As we read and construe the evidence in this case, the plaintiff has wholly failed to support the averments of his complaint charging that the bus in question was operated, or caused to be operated, by Dr. Brock, by and through his agent McCracken; on the contrary, under the evidence, the offending bus was the property of the State Normal School at Livingston, was fueled by gasoline purchased and paid for by said institution, and was operated at the time by an agent or servant of said institution, and paid by said institution. Nor does the fact that said institution spoke or acted through Dr. Brock change the situation in the least. The institution could only act through some agent, and it is of no consequence here that said agent was Dr. Brock.

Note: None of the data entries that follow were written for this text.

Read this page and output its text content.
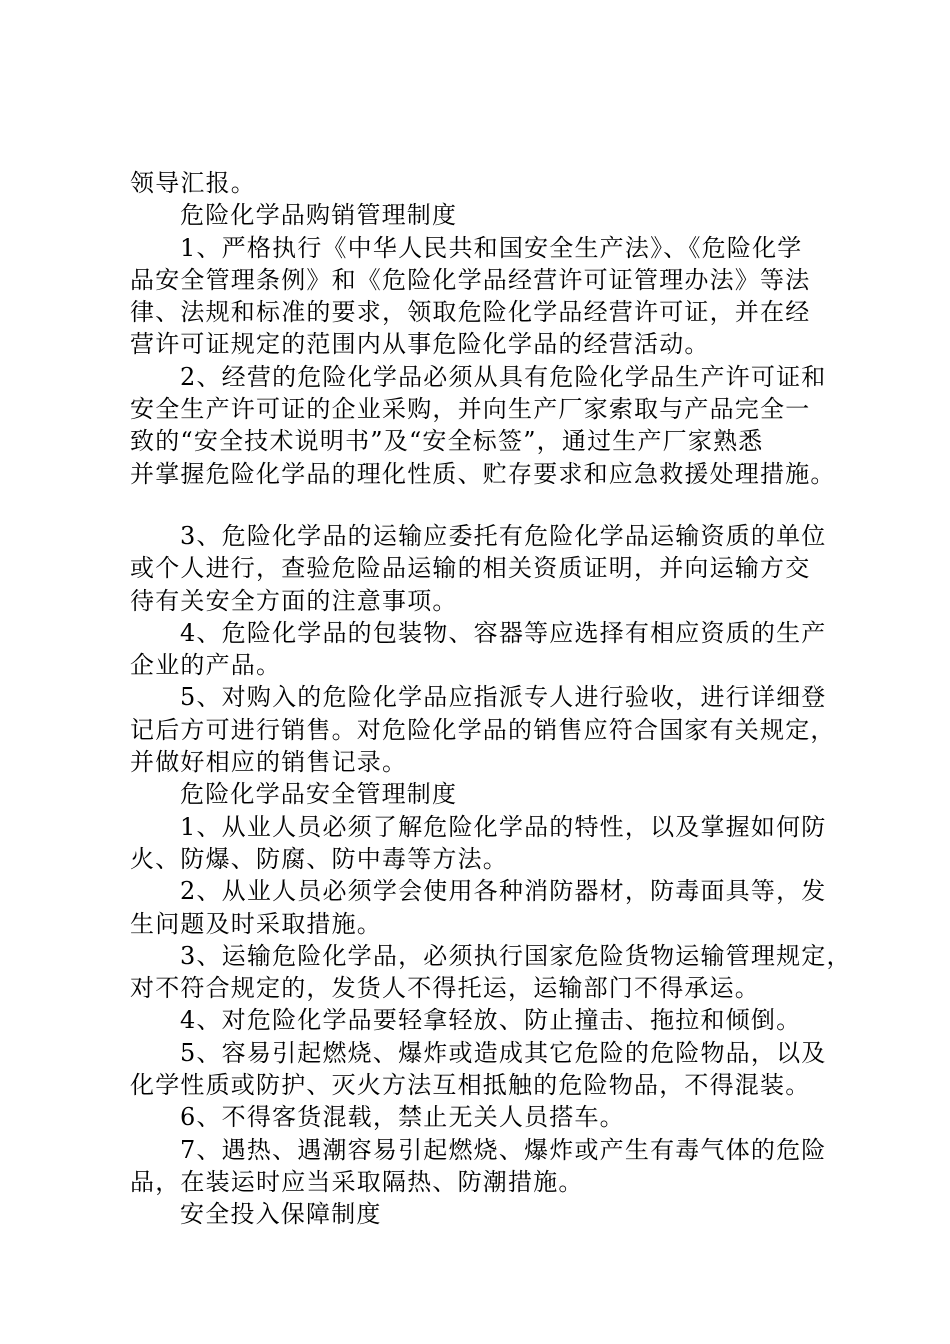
领导汇报。
危险化学品购销管理制度
1、严格执行《中华人民共和国安全生产法》、《危险化学
品安全管理条例》和《危险化学品经营许可证管理办法》等法
律、法规和标准的要求，领取危险化学品经营许可证，并在经
营许可证规定的范围内从事危险化学品的经营活动。
2、经营的危险化学品必须从具有危险化学品生产许可证和
安全生产许可证的企业采购，并向生产厂家索取与产品完全一
致的“安全技术说明书”及“安全标签”，通过生产厂家熟悉
并掌握危险化学品的理化性质、贮存要求和应急救援处理措施。
3、危险化学品的运输应委托有危险化学品运输资质的单位
或个人进行，查验危险品运输的相关资质证明，并向运输方交
待有关安全方面的注意事项。
4、危险化学品的包装物、容器等应选择有相应资质的生产
企业的产品。
5、对购入的危险化学品应指派专人进行验收，进行详细登
记后方可进行销售。对危险化学品的销售应符合国家有关规定，
并做好相应的销售记录。
危险化学品安全管理制度
1、从业人员必须了解危险化学品的特性，以及掌握如何防
火、防爆、防腐、防中毒等方法。
2、从业人员必须学会使用各种消防器材，防毒面具等，发
生问题及时采取措施。
3、运输危险化学品，必须执行国家危险货物运输管理规定，
对不符合规定的，发货人不得托运，运输部门不得承运。
4、对危险化学品要轻拿轻放、防止撞击、拖拉和倾倒。
5、容易引起燃烧、爆炸或造成其它危险的危险物品，以及
化学性质或防护、灭火方法互相抵触的危险物品，不得混装。
6、不得客货混载，禁止无关人员搭车。
7、遇热、遇潮容易引起燃烧、爆炸或产生有毒气体的危险
品，在装运时应当采取隔热、防潮措施。
安全投入保障制度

The defendant makes no insistence here of nonliability because of the fact that Dr. Brock was an agent of the state, and, therefore, immune from suit. No such argument has been advanced, but the defendant Brock insists that the bus was the property of the state, and driven by an agent of the state, not by an agent of the defendant Brock.

The question presented and decided in the case of Finnell et al. v. Pitts, 222 Ala. 290, 132 So. 2, is not raised by the evidence in this case.

Section 100 of the School Code of 1927 expressly confers upon the county boards of education in the several counties of this state the authority to consolidate schools wherever in their judgment it is practicable, and they are authorized to arrange for transportation of pupils, with the single limitation that no schools shall be consolidated, by consolidating two or more schools located in different school districts, without the consent of the school trustees of each district.

Section 474 of the School Code of 1927 provides that the State Board of Education *178 shall have the control and management of the several normal schools or teachers' colleges of the state, for white teachers, located at Florence, Jacksonville, Livingston, Troy, and Daphne, and of the State Normal School for colored teachers, located at Montgomery.

We are of the opinion that there is no error involving merit in the assignments of error relating to the admission and exclusion of evidence, which have been argued in brief of counsel.

Having failed to offer any evidence tending to sustain the averments of his complaint, wherein it was charged that the defendant Brock operated the bus in question, either by himself, or through an agent or servant, the said Brock was entitled to the affirmative charge given him by the court.

Finding no reversible error in the record, it follows that the judgment of the court below is due to be affirmed, and it will be so ordered.

Affirmed.

ANDERSON, C. J., and THOMAS and BROWN, JJ., concur.